By Ellen Francis
BEIRUT (Reuters) - Lebanon's president appealed for national unity on Monday after Prime Minister Saad al-Hariri quit in a broadcast from Saudi Arabia, toppling the country's coalition government that grouped the country's main sectarian factions.
His resignation exposed Lebanon again to the sharp end of rivalry for Middle East predominance between Sunni Muslim Saudi Arabia and Shi'ite Muslim Iran, which has also wrought upheaval in Syria, Iraq, Yemen and Bahrain.
In a televised speech on Saturday, Hariri - a Sunni Muslim - shocked his small nation by saying he was resigning and feared an assassination plot against him, accusing Iran and its Lebanese ally Hezbollah of breeding strife in the Arab world.
The government, which was painstakingly devised to accommodate key sectarian groups, includes the Iran-backed, Shi'ite Hezbollah. Its leader Sayyed Hassan Nasrallah accused Saudi Arabia of forcing Hariri to step down and said there were "legitimate questions" over whether he had been detained in the kingdom.
Aides to Hariri, whose family made their fortune in the Saudi construction industry, strongly denied such claims.

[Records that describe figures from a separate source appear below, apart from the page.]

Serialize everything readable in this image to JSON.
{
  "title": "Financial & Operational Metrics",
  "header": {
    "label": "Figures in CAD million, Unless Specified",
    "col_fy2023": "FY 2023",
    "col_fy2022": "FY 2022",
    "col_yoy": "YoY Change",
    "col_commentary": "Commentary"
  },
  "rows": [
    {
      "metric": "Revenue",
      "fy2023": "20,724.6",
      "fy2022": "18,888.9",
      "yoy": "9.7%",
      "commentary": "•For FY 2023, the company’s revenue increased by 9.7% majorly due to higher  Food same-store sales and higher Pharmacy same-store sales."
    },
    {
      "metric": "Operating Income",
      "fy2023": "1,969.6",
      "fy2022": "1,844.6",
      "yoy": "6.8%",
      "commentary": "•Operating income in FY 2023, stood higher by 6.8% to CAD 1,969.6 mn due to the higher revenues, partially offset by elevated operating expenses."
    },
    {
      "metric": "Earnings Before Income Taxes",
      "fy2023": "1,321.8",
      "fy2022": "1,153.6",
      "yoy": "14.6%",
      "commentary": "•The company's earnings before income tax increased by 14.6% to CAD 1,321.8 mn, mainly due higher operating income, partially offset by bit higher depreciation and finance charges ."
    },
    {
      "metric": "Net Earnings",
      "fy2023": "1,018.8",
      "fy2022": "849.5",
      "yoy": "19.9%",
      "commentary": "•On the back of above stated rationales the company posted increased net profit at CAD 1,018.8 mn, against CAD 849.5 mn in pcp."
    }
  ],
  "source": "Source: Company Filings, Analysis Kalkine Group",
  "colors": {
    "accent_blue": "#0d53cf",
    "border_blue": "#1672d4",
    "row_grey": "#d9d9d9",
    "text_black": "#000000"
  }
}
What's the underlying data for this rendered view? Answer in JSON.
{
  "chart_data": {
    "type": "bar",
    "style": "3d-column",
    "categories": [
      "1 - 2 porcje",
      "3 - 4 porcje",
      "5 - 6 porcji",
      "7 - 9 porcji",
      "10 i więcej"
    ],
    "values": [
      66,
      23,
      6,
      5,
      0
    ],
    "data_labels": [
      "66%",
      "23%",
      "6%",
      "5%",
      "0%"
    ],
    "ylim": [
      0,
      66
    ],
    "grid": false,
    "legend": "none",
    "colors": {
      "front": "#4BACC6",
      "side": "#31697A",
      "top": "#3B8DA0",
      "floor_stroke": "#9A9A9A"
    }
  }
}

Lebanese Interior Minister Nohad Machnouk said on Monday he was under the impression Hariri would return to Beirut within days. He said a meeting between Saudi King Salman and Hariri on Monday, reported by Saudi media, showed "rumors" were untrue - an apparent reference to speculation that Hariri was being held in Saudi Arabia or forced to quit.
The furor in Lebanon over Hariri's status came as Saudi Arabia underwent an anti-corruption purge in which royals, ministers and investors have been arrested as the putative next king tightens his grip on power.
Lebanese President Michel Aoun convened a meeting with ministers and top security officials at Baabda palace, telling them that political leaders had been responsive to calls for calm, his office said.
"He stressed that security, economic, financial, and political stability is a red line," Justice Minister Salim Jreissati said after the meeting.
Aoun will take no steps to decide on whether to accept the resignation before Hariri returns from abroad, said Jreissati, who is politically aligned with Hezbollah.
"The president is waiting for Hariri's return to hear from him personally," he said. "This indicates a sovereign vision... and that the resignation must be voluntary in every sense."
Aoun also planned to meet the finance minister and central bank governor in the afternoon. Lebanese dollar bonds fell across the curve and credit default swaps jumped on Monday.
The central bank sought to calm fears that the political turmoil would hit Lebanon's already fragile economy.
Governor Riad Salameh told local television that the monetary situation was stable on Monday and markets were normal. There was no danger to the Lebanese pound, which is pegged to the U.S. dollar, he said.
"Lebanon, after the resignation, will never be the same as before," Saudi Gulf Affairs Minister Thamer al-Sabhan said in a tweet on Monday. "It will not accept to be in any case a platform for launching terrorism to our countries."
Even his own aides were surprised by the resignation of Hariri, Lebanon's most influential Sunni politician and a close Saudi ally. He accused Iran of sowing ruin wherever it went and of a "deep hatred for the Arab nation".
Hariri also accused Hezbollah of pointing its weapons at Yemenis, Syrians and Lebanese.
Hezbollah's ties to Iran and its support for President Bashar al-Assad in neighboring Syria's war, where Gulf Arab states have backed rebels fighting him, have been a major source of tension in Lebanon for years.
The resignation could stoke tensions between Sunni and Shi'ite Muslims and return Lebanon to paralysis in government.
Hariri's coalition government grouped nearly all of Lebanon's main parties and took office last year in a political deal that made Aoun, a Hezbollah ally, president.
Hariri flew to Saudi Arabia on Friday after meeting in Beirut with Ali Akbar Velayati, the top adviser to Iran's Supreme Leader. Velayati described Hariri's coalition as "a victory" and "great success" afterwards.